Running as admin is not a good thing to do and, so, I thought of other ways to get the disk space. Soon, I realized that using GetFiles for all directories, although it was the easiest way to get the information, wasn’t the way to do it: at some point, there would be some path with no access and that exception would be thrown.

If I was using Powershell, I could use the -ErrorAction "SilentlyContinue" to continue without an error message, but there is no such thing in the GetFiles method (here is a suggestion for the .NET Framework designers 😄.
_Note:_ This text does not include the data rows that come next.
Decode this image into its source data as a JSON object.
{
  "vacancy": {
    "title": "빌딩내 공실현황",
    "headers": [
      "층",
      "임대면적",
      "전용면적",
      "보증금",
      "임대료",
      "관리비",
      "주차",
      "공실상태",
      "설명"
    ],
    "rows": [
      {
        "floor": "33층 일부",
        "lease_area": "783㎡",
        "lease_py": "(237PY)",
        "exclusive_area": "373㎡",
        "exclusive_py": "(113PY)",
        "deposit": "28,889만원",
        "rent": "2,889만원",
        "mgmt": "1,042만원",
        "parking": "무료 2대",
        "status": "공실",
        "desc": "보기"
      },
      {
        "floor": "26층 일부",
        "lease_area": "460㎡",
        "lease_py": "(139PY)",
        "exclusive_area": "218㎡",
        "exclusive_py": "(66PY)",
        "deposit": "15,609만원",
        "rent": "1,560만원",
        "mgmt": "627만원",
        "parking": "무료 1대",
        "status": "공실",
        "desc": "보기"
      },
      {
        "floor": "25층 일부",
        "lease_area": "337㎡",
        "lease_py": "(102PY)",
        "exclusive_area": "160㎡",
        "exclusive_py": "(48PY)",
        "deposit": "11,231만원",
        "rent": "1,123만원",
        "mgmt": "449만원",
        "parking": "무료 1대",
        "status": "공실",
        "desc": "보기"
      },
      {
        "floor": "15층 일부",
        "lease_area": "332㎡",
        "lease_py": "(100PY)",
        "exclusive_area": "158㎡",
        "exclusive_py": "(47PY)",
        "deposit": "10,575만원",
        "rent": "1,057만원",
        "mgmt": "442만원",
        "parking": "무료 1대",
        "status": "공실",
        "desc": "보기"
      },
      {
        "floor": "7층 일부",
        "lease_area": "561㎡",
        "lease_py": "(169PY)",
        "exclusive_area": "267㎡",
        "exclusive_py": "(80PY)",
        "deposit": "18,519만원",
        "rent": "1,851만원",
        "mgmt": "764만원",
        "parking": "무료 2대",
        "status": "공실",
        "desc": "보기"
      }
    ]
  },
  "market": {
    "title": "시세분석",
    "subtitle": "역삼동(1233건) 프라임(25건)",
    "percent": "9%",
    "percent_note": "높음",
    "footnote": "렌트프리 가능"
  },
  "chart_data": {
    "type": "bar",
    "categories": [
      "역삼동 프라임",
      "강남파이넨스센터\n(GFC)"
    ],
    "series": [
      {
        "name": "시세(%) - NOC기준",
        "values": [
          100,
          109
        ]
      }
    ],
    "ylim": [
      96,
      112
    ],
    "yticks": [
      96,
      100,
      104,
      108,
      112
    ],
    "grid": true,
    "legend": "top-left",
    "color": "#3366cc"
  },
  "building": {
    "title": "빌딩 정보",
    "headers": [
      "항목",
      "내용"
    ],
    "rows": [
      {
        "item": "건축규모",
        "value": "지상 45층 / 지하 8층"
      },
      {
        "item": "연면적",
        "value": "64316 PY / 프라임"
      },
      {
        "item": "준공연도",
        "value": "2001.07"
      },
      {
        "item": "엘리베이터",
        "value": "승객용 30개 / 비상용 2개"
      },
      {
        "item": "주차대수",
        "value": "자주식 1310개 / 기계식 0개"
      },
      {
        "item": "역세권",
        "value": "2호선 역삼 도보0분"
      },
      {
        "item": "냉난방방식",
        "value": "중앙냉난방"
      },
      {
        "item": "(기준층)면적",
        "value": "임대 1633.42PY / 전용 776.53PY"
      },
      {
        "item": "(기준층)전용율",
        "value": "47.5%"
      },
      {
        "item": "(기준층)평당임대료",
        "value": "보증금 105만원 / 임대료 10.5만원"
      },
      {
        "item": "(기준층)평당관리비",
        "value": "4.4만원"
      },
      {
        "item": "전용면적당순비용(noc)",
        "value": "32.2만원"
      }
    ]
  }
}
So, I had to enumerate all files, directory by directory and process any exception thrown. I came up to a recursive function like this one:

private List<FileInfo> GetFilesInDirectory(string directory)
{
    var files = new List<FileInfo>();
    try
    {
        var directories = Directory.GetDirectories(directory);
        try
        {
            var di = new DirectoryInfo(directory);
            files.AddRange(di.GetFiles("\*"));
        }
        catch
        {
        }
        foreach (var dir in directories)
        {
            files.AddRange(GetFilesInDirectory(Path.Combine(directory, dir)));
        }
    }
    catch 
    {
    }
   
    return files;
}
C#

Initially, I get all directories in the selected path, then I get all files for that directory and process the subdirectories recursively. All exceptions are caught and swallowed, so the processing doesn’t stop if I don’t have access to the folder. As I made this change, I made another one: the previous code was blocking the program while I was enumerating the files, so I used a Task to enumerate the files in the background:

List<FileInfo> files = null;
await Task.Factory.StartNew( () => 
  files = GetFilesInDirectory(selectedPath)
    .Where(f => f.Length >= minSize)
    .OrderByDescending(f => f.Length)
    .ToList());
C#

That way, the enumeration doesn’t block the UI and the program remains responsible all times.

With these changes, everything was working fine and I had a program that could analyze my disk space, even if I had no access to all folder in the disk.